Brett Kavanaugh Cries Foul After Justice Kagan Rips His Opinion On Gerrymandering Case
U.S. Supreme Court Justice Brett Kavanaugh is complaining about fellow Justice Elena Kagan’s sharp criticism of him and his conservative allies over their decision in the Alabama redistricting case that reportedly disenfranchises black voters.
Kagan’s criticism of Kavanaugh came after the conservative-led Court’s decision to halt a lower court’s order requiring Alabama to redraw its congressional maps over claims it infringes on the rights of African American voters, according to Talking Points Memo.

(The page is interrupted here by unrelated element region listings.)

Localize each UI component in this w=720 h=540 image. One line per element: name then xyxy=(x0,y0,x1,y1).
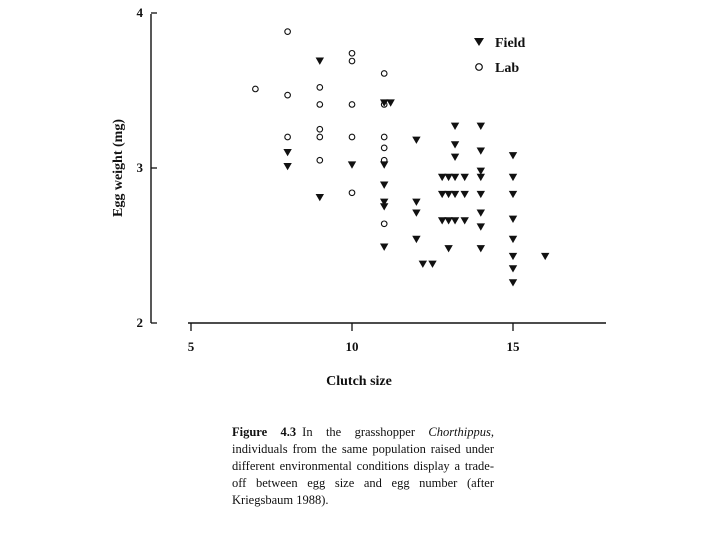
lab-data-point xyxy=(349,190,355,196)
figure-number: Figure 4.3 xyxy=(232,425,297,439)
field-data-point xyxy=(348,161,356,168)
y-tick-label: 2 xyxy=(136,315,143,330)
field-data-point xyxy=(412,137,420,144)
legend-lab-marker xyxy=(476,64,483,71)
x-ticks xyxy=(188,323,520,354)
field-data-point xyxy=(541,253,549,260)
x-tick-label: 15 xyxy=(506,339,520,354)
field-data-point xyxy=(509,152,517,159)
lab-data-point xyxy=(381,145,387,151)
field-data-point xyxy=(509,191,517,198)
field-data-point xyxy=(477,174,485,181)
field-data-point xyxy=(283,149,291,156)
figure-caption xyxy=(232,424,494,509)
lab-data-point xyxy=(285,29,291,35)
field-data-point xyxy=(461,191,469,198)
lab-data-point xyxy=(317,134,323,140)
y-ticks xyxy=(137,5,158,330)
field-data-point xyxy=(509,174,517,181)
field-data-point xyxy=(509,279,517,286)
lab-data-point xyxy=(317,85,323,91)
legend xyxy=(474,36,526,76)
field-data-point xyxy=(461,174,469,181)
field-data-point xyxy=(444,245,452,252)
field-data-point xyxy=(451,154,459,161)
lab-data-point xyxy=(349,51,355,57)
x-axis-title: Clutch size xyxy=(326,374,392,389)
field-data-point xyxy=(461,217,469,224)
field-data-point xyxy=(451,141,459,148)
field-data-point xyxy=(428,261,436,268)
lab-data-point xyxy=(381,71,387,77)
field-data-point xyxy=(316,194,324,201)
field-data-point xyxy=(451,123,459,130)
field-data-point xyxy=(380,203,388,210)
field-data-point xyxy=(509,265,517,272)
caption-text-after: individuals from the same population raised under different environmental conditions display a trade-off between egg size and egg number (after Kriegsbaum 1988). xyxy=(232,442,494,507)
lab-data-point xyxy=(381,134,387,140)
field-data-point xyxy=(451,217,459,224)
legend-lab-label: Lab xyxy=(495,61,520,76)
field-data-point xyxy=(380,161,388,168)
field-data-point xyxy=(386,99,394,106)
legend-field-label: Field xyxy=(495,36,526,51)
field-data-point xyxy=(451,191,459,198)
y-tick-label: 4 xyxy=(136,5,143,20)
field-data-point xyxy=(477,191,485,198)
lab-data-point xyxy=(317,102,323,108)
field-data-point xyxy=(419,261,427,268)
lab-data-point xyxy=(317,126,323,132)
field-data-point xyxy=(509,216,517,223)
lab-data-point xyxy=(317,157,323,163)
y-tick-label: 3 xyxy=(136,160,143,175)
field-data-point xyxy=(509,253,517,260)
field-data-point xyxy=(509,236,517,243)
field-data-point xyxy=(380,244,388,251)
x-tick-label: 5 xyxy=(187,339,195,354)
field-data-point xyxy=(477,147,485,154)
field-data-point xyxy=(451,174,459,181)
field-data-point xyxy=(477,223,485,230)
field-data-point xyxy=(412,236,420,243)
lab-data-point xyxy=(253,86,259,92)
lab-data-point xyxy=(349,102,355,108)
field-data-point xyxy=(380,182,388,189)
field-data-point xyxy=(477,123,485,130)
lab-data-point xyxy=(285,134,291,140)
field-data-point xyxy=(316,58,324,65)
x-tick-label: 10 xyxy=(345,339,359,354)
legend-field-marker xyxy=(474,38,484,46)
lab-data-point xyxy=(285,92,291,98)
lab-data-point xyxy=(349,58,355,64)
field-data-point xyxy=(412,199,420,206)
field-data-point xyxy=(477,245,485,252)
caption-text-before: In the grasshopper xyxy=(302,425,429,439)
y-axis-title: Egg weight (mg) xyxy=(111,119,126,217)
field-data-point xyxy=(412,209,420,216)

“The conservative majority did not explain its reasoning in Monday’s order. Justice Brett Kavanaugh did write a concurring opinion, attempting to rebut Justice Elena Kagan’s dissent,” TCM reported.
Kagan’s blistering dissent squarely targetted Kavanaugh, arguing that the state’s attempts to defend the redistricting, which would group the majority of Black voters in one district, “seeks to ‘graft onto’ the Voting Rights Act ‘a new requirement, lacking any foundation in our precedent,’” TPM reported.
In its case before the court, the state claims “that if a new map to craft two Black majority districts is to be drawn, it must be drawn without taking race into account as a priority — otherwise, the state claims, it would be an illegal racial gerrymander.”
However, The Trump-appointed judge argued otherwise:
“The stay order does not make or signal any change to voting rights law. The stay order is not a ruling on the merits, but instead simply stays the District Court’s injunction pending a ruling on the merits,” Kavanaugh insisted as he pivoted to express his disapproval of Kagan’s dissent.
“The principal dissent’s catchy but worn-out rhetoric about the ‘shadow docket’ is similarly off-target,” he said, according to TCM.
“Late judicial tinkering with election laws can lead to disruption and to unanticipated and unfair consequences for candidates, political parties, and voters, among others. It is one thing for a State on its own to toy with its election laws close to a State’s elections. But it is quite another thing for a federal court to swoop in and re-do a State’s election laws in the period close to an election,” Kavanaugh wrote before claiming that his decision was not influenced by politics.
“Contrary to the dissent’s mistaken rhetoric, I take no position at this time on the ultimate merits of the parties’ underlying legal dispute. And I need not do so until the Court receives full briefing, holds oral argument, and engages in our usual extensive internal deliberations,” he wrote.